E la Bce, cosa diceva? Taceva nel sonnacchioso pomeriggio di Francoforte? No ma restava sul vago, laconica come solo un’istituzione finanziaria può essere: «Il mercato mondiale dei prestiti a
elevata leva finanziaria ivi compreso un ampio segmento europeo mostra alcune analogie con il mercato statunitense dei mutui ipotecari di qualità non primaria (subprime), che potrebbe dar adito a timori, nel caso di una svolta avversa nel ciclo del credito».

E le valute, come si comportavano?

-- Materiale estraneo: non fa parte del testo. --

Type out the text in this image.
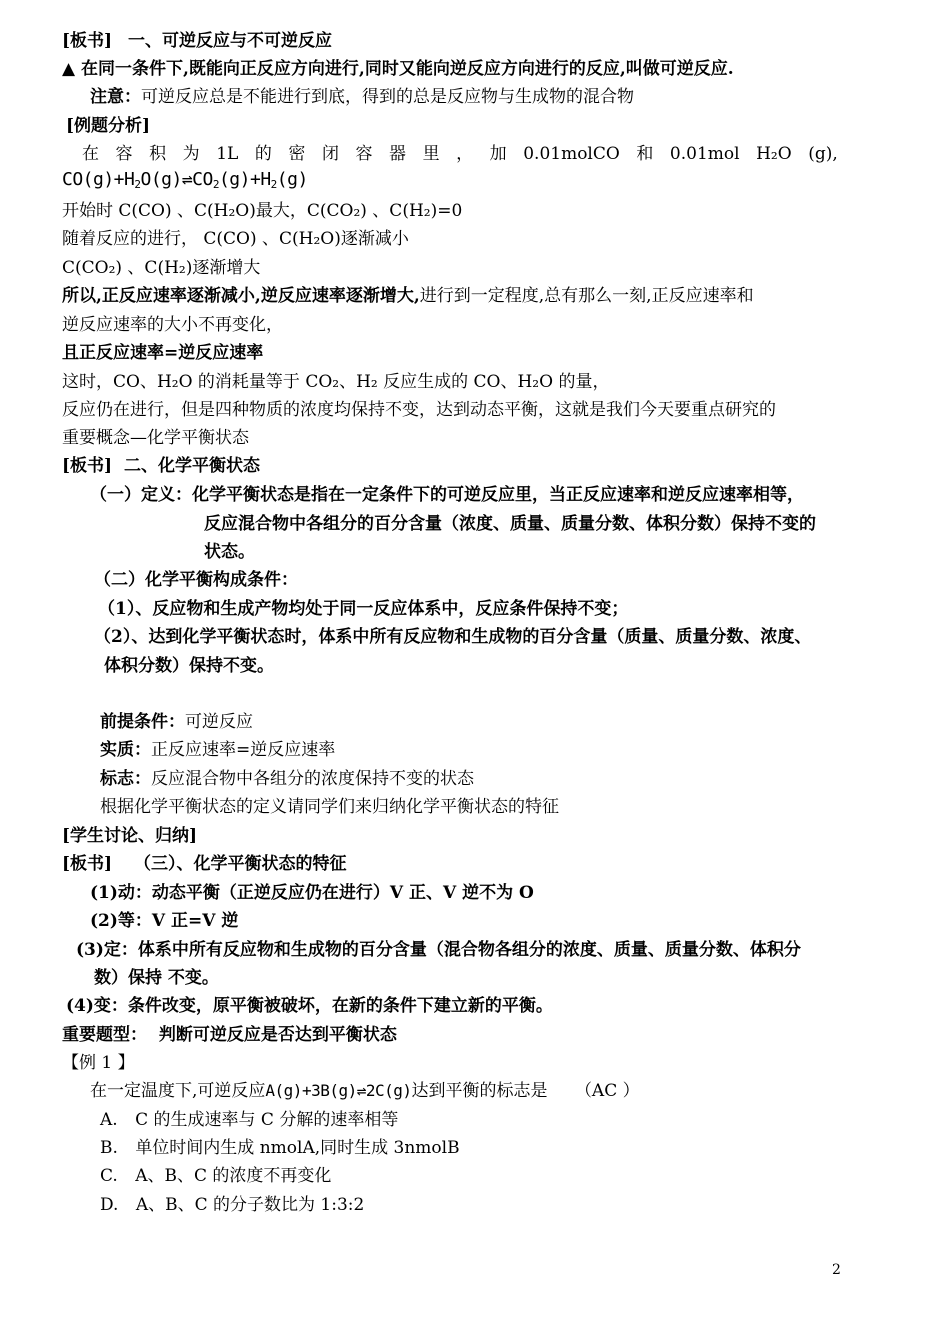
[板书] 一、可逆反应与不可逆反应
▲ 在同一条件下,既能向正反应方向进行,同时又能向逆反应方向进行的反应,叫做可逆反应.
注意：可逆反应总是不能进行到底，得到的总是反应物与生成物的混合物
[例题分析]
在 容 积 为 1L 的 密 闭 容 器 里 ， 加 0.01molCO 和 0.01mol H₂O (g),
$CO(g)+H_2O(g)\rightleftharpoons CO_2(g)+H_2(g)$
开始时 C(CO) 、C(H₂O)最大，C(CO₂) 、C(H₂)=0
随着反应的进行， C(CO) 、C(H₂O)逐渐减小
C(CO₂) 、C(H₂)逐渐增大
所以,正反应速率逐渐减小,逆反应速率逐渐增大,进行到一定程度,总有那么一刻,正反应速率和
逆反应速率的大小不再变化，
且正反应速率=逆反应速率
这时，CO、H₂O 的消耗量等于 CO₂、H₂ 反应生成的 CO、H₂O 的量，
反应仍在进行，但是四种物质的浓度均保持不变，达到动态平衡，这就是我们今天要重点研究的
重要概念—化学平衡状态
[板书] 二、化学平衡状态
（一）定义：化学平衡状态是指在一定条件下的可逆反应里，当正反应速率和逆反应速率相等，
反应混合物中各组分的百分含量（浓度、质量、质量分数、体积分数）保持不变的
状态。
（二）化学平衡构成条件：
（1）、反应物和生成产物均处于同一反应体系中，反应条件保持不变；
（2）、达到化学平衡状态时，体系中所有反应物和生成物的百分含量（质量、质量分数、浓度、
体积分数）保持不变。
前提条件：可逆反应
实质：正反应速率=逆反应速率
标志：反应混合物中各组分的浓度保持不变的状态
根据化学平衡状态的定义请同学们来归纳化学平衡状态的特征
[学生讨论、归纳]
[板书] （三）、化学平衡状态的特征
(1)动：动态平衡（正逆反应仍在进行）V 正、V 逆不为 O
(2)等：V 正=V 逆
(3)定：体系中所有反应物和生成物的百分含量（混合物各组分的浓度、质量、质量分数、体积分
数）保持 不变。
(4)变：条件改变，原平衡被破坏，在新的条件下建立新的平衡。
重要题型： 判断可逆反应是否达到平衡状态
【例 1 】
在一定温度下,可逆反应A(g)+3B(g)⇌2C(g)达到平衡的标志是 （AC ）
A. C 的生成速率与 C 分解的速率相等
B. 单位时间内生成 nmolA,同时生成 3nmolB
C. A、B、C 的浓度不再变化
D. A、B、C 的分子数比为 1:3:2
2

L’euro quel giorno era in picchiata sullo yen, -2%: chiunque abbia un minimo di preparazione in materia finanziaria non poteva non accorgersi del fatto che questo significava che gli investitori compravano yen e vendevano euro per ridurre la loro esposizione al “carry trade” più rischioso, quello che vede i traders prendere a prestito valuta giapponese per comprare attivi a maggior rendimento denominati in altre valute.

Serviva Houdini per capire tutto questo? No. Tanto più che il 1° marzo 2007 – quindi con ampio anticipo sulla crisi attuale – lo yen aveva toccato il massimo da 11 settimane contro il dollaro e si era apprezzato anche contro l’euro, dopo che il calo sui mercati azionari globali aveva spinto gli
investitori a chiudere le scommesse aperte su un deprezzamento della valuta giapponese. Nemmeno a dirlo quel giorno le Borse erano tutte pesantemente in “rosso”, in compenso i Bot erano al 4,25%: livelli mai visti.

La crisi di liquidità non era più alle porte, era seduta sul divano in salotto: solo in Europa erano stati bruciati 380 miliardi di euro sulla capitalizzazione delle Borse e il mercato azionario del giorno successivo, il 10 agosto, appariva una vera e propria cartina di tornasole.

Nemmeno le voci di un possibile intervento di Fed e Bce a livello di taglio dei tassi aveva dato l’effetto sperato: alle 19.30 ora italiana Dow Jones, Nasdaq e Standard & Poor’s 500 perdevano rispettivamente lo 0,65%, lo 0,66% e lo 0,38%. In chiusura di contrattazioni Countrywide Financial, il più importante operatore Usa nel comparto del credito immobiliare, rendeva noto di trovarsi a fronteggiare «perdite senza precedenti che potrebbero ridurre sensibilmente i profitti». Home Bank Mortgage, colosso nei settori dei mutui, chiedeva invece la protezione “under chapter 11”, l’amministrazione controllata.

Tutto questo tra il 9 e il 10 di agosto 2007: perché attendere un anno abbondante prima di cercare qualche contromossa? Forse qualcuno su questa crisi ci speculava, anzi ci aveva investito a tavolino, per rimettere a posto qualche disequilibrio finanziario e geopolitico seguito all’11 settembre ma, come spesso accade, a maneggiare la dinamite si rischia di saltare per aria. Tutti. La guerra si può fare in molti modi e i subprime sono come proiettili: solo, uccidono in modo diverso.